N'importe quel service de communication, normalement opéré par des gens constitués pour projeter une image parfaitement positive de l'entreprise et cacher tout le reste sous le tapis (ou appelle ça des communicants), poussera des cris d'orfraie à la vue de la publication d'un article qui dit, en substance, que la société a laissé des informations bancaires confidentielles de ses clients accessibles au tout venant sur un de ses serveurs. La première réaction d'un communicant n'est généralement pas de communiquer avec l'auteur de l'article. Même pour le communicant que je suis c'est contre-intuitif, mais la plupart des services de communication sont peuplés de cordonniers mal chaussés (de part la volonté de directions générales qui ne veulent y voir que de serviles exécutants au service de leur propre image, mais c'est un autre débat). Montrez un article de Zataz à un communiquant qui ne comprend que pouik à la technique et pour qui un journal respectable ne peut que se vendre en kiosque ou être distribué gratuitement dans les avions, et vous pouvez être sûrs que dans les minutes qui suivent le service juridique est sur les dents.

Le rôle d'un service juridique est de réduire les risques pour l'entreprise. Toute autre considération est hors de leur champ de vision, à tel point que si l'on suit leur logique jusqu'au bout, le meilleur moyen est de cesser de faire du business.

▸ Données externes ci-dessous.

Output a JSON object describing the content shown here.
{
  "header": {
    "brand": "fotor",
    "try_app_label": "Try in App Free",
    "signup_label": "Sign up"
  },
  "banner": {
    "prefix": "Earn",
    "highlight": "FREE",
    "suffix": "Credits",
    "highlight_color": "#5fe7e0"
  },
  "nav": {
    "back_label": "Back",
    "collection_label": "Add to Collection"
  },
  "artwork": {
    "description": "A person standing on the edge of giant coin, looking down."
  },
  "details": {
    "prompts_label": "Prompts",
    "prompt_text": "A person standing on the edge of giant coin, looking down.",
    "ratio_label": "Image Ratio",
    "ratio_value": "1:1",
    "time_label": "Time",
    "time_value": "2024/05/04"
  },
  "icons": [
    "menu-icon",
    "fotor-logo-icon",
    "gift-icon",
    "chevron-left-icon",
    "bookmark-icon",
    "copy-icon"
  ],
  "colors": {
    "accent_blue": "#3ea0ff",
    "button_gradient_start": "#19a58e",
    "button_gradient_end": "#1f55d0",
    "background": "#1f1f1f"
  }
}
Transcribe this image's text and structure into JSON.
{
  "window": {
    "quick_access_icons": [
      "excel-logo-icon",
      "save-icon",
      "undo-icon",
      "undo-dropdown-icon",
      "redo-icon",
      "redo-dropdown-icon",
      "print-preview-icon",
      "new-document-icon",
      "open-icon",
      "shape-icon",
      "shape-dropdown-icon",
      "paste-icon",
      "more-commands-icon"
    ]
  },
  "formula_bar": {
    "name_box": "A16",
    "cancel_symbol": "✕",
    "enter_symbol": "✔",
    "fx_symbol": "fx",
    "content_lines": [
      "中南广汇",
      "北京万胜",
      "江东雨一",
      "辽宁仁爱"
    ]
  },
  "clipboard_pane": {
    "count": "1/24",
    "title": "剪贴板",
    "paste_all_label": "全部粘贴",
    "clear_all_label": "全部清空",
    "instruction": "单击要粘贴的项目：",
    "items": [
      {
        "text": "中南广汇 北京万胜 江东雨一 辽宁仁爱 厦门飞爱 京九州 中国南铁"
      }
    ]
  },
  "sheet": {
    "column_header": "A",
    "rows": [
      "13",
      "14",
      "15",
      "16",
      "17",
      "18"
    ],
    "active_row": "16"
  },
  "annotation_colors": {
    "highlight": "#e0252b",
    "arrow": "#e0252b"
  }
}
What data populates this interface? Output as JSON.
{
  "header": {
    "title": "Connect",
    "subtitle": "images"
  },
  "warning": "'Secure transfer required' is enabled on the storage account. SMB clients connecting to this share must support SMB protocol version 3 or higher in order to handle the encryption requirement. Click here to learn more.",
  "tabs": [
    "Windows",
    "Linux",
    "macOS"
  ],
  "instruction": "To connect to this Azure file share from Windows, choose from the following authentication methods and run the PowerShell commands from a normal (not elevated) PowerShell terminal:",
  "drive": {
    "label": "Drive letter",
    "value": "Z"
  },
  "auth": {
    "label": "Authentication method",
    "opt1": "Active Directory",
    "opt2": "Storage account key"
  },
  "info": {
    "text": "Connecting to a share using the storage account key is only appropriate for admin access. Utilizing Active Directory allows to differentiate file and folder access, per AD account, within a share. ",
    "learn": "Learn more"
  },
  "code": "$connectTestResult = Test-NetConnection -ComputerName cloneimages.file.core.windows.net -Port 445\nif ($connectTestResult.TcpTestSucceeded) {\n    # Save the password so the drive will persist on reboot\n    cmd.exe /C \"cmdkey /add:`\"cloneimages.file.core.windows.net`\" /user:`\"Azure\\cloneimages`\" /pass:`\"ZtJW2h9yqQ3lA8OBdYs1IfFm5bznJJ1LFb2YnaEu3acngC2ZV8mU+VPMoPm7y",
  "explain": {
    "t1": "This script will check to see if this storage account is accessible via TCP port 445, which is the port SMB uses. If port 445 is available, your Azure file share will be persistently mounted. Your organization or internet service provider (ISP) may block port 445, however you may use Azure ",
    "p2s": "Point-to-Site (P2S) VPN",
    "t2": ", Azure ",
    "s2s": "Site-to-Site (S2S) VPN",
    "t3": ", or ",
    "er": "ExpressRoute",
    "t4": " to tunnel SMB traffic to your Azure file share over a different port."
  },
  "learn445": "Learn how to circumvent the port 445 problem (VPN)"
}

Pour un juriste d'entreprise, tous les moyens sont bons, en particulier quand il s'agit de taper sur un adversaire qui est manifestement en position inférieure d'un point de vue juridique (comprendre : n'a pas les moyens financiers de supporter une procédure longue et coûteuse). Ce n'est pas pour rien qu'on dit « lâchez les chiens » quand on leur confie une mission.

Dans cette affaire, les dirigeants de Forever Living Products ont simplement lâché leurs chiens pour tenter d'étouffer un article qui porte atteinte à leur image, un crime que n'efface pas l'aide pourtant réelle que Zataz leur a apportée en leur permettant de clore un trou de sécurité dont ils sont responsables. Ce genre de comportement est pratiquement un réflexe pavlovien, et Zataz en a déjà vu et en verra d'autres. Damien Bancal s'y expose en publiant le nom des entreprises concernées dans ses articles, ce qu'il justifie de son point de vue en ce que cela les oblige à agir lorsqu'elle n'ont pas répondu à son processus d'alerte.

Il reste un terrain sur lequel Zataz peut continuer à se battre : celui de la communication. Comme Laurent le fait justement remarquer, l'interdiction de citer le nom de l'entreprise ne s'applique qu'à Damien Bancal. Je pense pour ma part qu'il est important de faire comprendre au maximum de communicants que leur habitude de lâcher les chiens sans le moindre discernement dès que quelque chose de déplaisant est publié sur le web, peut rapidement se retourner contre eux. Il ne s'agit pas pour moi de considérer qu'on peut publier n'importe quoi sur le web, mais aller accuser Zataz de piratage dans un déni total de responsabilités, le tout sous la forme d'un marteau pour écraser une mouche, est d'une lâcheté sans nom.

P.S. Le buzz semble bien parti. Je pense que le service communication de Forever Living Products appréciera de voir son image associée à celle d'Hitler. Moi aussi j'attends le billet d'Eolas.

Mise à jour [25/9] : épilogue positif pour Zataz, FLP ne cherchera pas à recouvrir les condamnations pécuniaires contre Damien Bancal. Communiquer, dans les affaires d'image, ça sert à quelque chose.